APA Heritage House tours occurred every
other year starting in 2010.

Click image to view poster

Click image to view poster

Click here to read Donna Janke's blog post on the Heritage Homes of Armstrong's Point

Armstrong’s Point – These Are The Good Old Days
By Heather Emberley

History will come alive Sunday, September 7/14 from 11:30 – 4:30 when Armstrong’s Point hosts their Heritage House and Garden Tour.   
What began as a subdivision in 1881 for Winnipeg’s elite settlers remains a tranquil hidden jewel two km from city centre.  
Visitors will have the opportunity to step back in time when the residents of this picturesque enclave will open their doors to 7 houses, 9 gardens, streets and hearts to the public.

Originally a rural location and meeting place for aboriginal residents, the “Gates” as the little bend in the Assiniboine River is now known, was sold in 1870 to Francis E. Cornish for $1,000.  In 1880, Joseph F. Hill won his claim to the area in a court case and the rest as they say, is history.  He subdivided the land into what now is 125 homes.  As a result of the Great Depression and WW2, Armstrong’s Point lost many fine examples of Victorian and Edwardian architecture to bulldozers.       
Ambiance aside, Armstrong’s Point is guardian to one of the few remaining parcels of remnant boreal forest within the city limits.  Along with the iconic Cornish Library, the area is, as CBC’s Bill Richardson says, “a step out of time.”

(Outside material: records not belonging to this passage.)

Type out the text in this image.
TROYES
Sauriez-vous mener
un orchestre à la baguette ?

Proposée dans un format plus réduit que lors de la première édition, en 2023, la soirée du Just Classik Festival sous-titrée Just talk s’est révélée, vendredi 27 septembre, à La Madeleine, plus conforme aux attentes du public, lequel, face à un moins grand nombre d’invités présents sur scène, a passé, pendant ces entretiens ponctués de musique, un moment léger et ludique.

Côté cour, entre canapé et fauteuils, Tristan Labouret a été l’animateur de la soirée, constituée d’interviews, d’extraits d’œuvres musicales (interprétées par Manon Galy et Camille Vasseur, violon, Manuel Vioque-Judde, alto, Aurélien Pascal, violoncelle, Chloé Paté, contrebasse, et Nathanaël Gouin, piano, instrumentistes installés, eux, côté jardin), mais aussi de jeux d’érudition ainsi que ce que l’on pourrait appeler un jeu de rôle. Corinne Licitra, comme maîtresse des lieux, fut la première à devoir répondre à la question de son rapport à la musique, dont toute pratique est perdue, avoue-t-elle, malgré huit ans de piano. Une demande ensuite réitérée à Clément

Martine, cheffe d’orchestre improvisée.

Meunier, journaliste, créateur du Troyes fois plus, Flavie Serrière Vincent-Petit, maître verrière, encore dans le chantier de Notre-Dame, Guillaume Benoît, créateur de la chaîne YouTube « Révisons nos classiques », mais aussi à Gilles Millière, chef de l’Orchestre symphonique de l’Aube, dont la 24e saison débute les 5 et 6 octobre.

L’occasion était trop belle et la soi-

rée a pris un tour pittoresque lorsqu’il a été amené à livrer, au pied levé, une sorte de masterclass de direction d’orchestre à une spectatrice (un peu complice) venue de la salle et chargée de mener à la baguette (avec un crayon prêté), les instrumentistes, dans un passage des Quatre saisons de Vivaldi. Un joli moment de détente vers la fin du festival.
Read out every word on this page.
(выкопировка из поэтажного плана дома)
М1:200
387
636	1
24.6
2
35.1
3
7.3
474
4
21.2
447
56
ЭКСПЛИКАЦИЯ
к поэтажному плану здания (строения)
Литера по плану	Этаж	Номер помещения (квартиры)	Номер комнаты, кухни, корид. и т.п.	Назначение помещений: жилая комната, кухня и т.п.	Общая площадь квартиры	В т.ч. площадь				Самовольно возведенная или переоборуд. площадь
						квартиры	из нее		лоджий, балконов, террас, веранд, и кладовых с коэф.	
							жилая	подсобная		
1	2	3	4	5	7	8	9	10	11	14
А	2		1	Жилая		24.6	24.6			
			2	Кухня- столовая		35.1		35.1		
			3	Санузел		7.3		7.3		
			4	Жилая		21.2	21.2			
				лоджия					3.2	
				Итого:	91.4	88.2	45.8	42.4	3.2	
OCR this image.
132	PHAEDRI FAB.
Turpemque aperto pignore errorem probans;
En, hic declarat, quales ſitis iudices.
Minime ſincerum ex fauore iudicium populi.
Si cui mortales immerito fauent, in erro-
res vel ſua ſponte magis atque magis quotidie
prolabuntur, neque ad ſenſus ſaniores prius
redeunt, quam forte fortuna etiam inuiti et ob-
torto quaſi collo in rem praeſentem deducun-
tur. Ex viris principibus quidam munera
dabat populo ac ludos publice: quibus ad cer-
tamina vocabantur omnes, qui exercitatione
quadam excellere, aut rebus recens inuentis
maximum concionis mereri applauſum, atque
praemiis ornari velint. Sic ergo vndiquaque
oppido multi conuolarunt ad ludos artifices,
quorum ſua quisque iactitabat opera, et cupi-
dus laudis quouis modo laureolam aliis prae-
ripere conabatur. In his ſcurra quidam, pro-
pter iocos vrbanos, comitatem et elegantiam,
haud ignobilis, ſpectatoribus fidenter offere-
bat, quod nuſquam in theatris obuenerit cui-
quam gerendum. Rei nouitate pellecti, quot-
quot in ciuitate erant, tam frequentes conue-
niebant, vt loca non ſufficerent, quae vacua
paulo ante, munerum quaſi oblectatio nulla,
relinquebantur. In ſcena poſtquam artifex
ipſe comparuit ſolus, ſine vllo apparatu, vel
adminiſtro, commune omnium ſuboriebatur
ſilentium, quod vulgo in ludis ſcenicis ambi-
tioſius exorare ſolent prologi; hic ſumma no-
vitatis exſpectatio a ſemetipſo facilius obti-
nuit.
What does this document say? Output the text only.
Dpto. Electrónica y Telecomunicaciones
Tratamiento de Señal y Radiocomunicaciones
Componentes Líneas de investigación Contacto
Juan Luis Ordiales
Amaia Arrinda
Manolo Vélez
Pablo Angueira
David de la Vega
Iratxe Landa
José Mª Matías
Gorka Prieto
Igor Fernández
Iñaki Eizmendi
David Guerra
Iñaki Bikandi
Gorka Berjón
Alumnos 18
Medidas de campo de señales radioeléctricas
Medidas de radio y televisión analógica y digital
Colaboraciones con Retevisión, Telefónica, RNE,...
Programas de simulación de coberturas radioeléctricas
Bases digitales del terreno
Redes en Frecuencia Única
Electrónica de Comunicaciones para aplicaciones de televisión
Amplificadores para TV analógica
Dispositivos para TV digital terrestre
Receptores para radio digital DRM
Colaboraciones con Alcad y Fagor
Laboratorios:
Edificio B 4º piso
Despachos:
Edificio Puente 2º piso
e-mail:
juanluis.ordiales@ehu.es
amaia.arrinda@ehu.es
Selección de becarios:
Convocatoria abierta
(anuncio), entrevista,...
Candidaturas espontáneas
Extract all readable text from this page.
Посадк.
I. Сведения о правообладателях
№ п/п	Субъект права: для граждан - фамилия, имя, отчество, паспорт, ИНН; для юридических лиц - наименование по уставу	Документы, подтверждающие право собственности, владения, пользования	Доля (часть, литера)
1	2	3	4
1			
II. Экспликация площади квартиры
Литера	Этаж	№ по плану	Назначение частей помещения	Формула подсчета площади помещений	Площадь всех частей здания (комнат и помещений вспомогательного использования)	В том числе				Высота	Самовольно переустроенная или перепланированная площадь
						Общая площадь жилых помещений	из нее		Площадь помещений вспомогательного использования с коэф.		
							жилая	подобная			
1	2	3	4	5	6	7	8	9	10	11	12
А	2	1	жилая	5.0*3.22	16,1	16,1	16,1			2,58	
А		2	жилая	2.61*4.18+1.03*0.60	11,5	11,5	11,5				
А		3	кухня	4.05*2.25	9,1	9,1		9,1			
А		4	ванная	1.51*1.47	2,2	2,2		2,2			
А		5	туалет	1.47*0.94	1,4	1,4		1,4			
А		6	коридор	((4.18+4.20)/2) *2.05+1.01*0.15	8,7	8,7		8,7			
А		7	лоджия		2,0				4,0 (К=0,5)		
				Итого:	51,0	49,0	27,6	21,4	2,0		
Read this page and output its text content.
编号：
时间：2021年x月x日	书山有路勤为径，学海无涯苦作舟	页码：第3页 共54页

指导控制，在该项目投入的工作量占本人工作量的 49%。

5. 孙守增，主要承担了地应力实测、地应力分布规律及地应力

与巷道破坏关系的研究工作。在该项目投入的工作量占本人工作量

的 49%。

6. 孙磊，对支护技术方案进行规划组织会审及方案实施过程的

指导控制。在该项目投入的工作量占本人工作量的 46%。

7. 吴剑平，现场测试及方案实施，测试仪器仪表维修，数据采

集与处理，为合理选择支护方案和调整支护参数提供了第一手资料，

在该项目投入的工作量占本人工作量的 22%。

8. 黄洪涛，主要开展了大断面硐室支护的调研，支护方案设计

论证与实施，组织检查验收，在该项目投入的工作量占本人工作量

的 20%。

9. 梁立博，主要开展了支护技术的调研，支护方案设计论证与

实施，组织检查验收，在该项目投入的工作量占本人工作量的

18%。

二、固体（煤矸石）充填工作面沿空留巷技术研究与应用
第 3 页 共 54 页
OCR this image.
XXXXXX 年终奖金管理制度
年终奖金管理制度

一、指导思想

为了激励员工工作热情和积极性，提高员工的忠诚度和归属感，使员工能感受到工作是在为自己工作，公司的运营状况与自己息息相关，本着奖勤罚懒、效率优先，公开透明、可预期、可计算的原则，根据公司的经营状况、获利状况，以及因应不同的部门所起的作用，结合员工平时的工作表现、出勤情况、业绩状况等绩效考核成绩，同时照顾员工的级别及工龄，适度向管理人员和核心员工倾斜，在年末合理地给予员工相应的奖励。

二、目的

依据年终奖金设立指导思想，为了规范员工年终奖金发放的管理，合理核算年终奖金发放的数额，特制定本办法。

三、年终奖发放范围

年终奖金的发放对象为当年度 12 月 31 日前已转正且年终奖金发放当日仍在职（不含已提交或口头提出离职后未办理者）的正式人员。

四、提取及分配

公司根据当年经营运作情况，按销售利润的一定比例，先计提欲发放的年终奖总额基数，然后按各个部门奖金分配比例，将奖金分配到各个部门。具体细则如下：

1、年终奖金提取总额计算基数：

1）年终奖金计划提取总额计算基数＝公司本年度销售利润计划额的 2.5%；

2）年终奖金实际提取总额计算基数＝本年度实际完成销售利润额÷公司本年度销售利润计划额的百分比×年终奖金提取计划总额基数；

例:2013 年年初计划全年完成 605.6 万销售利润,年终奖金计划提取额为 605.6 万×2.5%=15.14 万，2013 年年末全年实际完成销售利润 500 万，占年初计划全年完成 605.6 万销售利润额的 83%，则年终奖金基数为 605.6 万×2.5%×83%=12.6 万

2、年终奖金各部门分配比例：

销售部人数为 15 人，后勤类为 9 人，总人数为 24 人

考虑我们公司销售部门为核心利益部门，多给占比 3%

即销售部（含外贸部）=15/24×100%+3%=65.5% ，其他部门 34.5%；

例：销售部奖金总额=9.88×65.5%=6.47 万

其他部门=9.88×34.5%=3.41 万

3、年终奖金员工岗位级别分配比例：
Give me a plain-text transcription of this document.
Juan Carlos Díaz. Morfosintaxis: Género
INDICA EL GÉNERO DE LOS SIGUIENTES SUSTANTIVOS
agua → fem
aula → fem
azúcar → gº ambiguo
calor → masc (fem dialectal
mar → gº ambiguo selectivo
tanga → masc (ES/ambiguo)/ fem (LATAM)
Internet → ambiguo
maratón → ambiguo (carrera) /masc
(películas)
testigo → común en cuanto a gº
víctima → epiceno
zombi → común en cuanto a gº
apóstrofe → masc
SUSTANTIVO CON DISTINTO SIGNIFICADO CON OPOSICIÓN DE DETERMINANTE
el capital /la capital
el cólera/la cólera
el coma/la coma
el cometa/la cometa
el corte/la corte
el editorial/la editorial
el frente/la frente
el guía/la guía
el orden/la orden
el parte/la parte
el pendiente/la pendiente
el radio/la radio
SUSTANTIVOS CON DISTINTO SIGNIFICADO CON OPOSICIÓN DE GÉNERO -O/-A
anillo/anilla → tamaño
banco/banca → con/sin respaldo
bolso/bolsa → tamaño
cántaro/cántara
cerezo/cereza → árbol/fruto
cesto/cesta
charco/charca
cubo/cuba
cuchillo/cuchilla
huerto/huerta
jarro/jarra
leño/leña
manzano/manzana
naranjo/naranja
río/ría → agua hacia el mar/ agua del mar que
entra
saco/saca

Along with 5 other notable houses, this Tour will include the house that books built, namely Ralph Connor House, former home of Manitoba’s most famous author of the 1800s, Rev. Charles Gordon, and the River Gate Inn, formerly known as the Riley residence (i.e. 7 houses in total).
There will be a variety of opportunities to celebrate the exquisite cultural and historic moments with displays such as the Winnipeg Antique Car Club and their beautifully restored cars.
For a true flavour of life, there will be Croquet game demonstrations at one of the homes and at 2:30 p.m. street conversation with the Tweed Riders Club, all in period costumes.

The Gates will be alive with the sound of music thanks to Harlequin Barber Shop Quartet who will serenade visitors at the house tours. Winners of the Senior Idol competition in 2013 and Judges Choice Winner at Virtuosi’s Got Talent in 2014, Hareld Driedger, Larry Hunter, Paul Bullock and Rob Smith all say that their greatest pleasure is sharing their love of music with audiences, such as the Armstrong’s Point Heritage Tour.   
Along with a street musician playing the accordion, a quintessential outdoor music experience will be provided by Gerrit Jan De Orgelman and his De Bommstam Street Organ.   Built in 1911 and one of only six in Canada, the organ works by air pressure, generated by a set of bellows.  As he turns the handle, it moves a cardboard book through a set of teeth, much like a player piano.  The result is an amazing sound that enthrals the listener.     
Tea, cotton candy and local produce from My Farmers’ Market will  be available on East Gate, Middle Gate and West Gate for those who work up an appetite taking in all the adventures of the day. A feast for the eyes will be an Art Show at #6 East Gate showcasing local artists.
Recently, The City of Winnipeg used Armstrong’s Point as the Heritage Case Study to help develop a model and process to be used for neighbourhoods that wish to become officially designated “heritage”.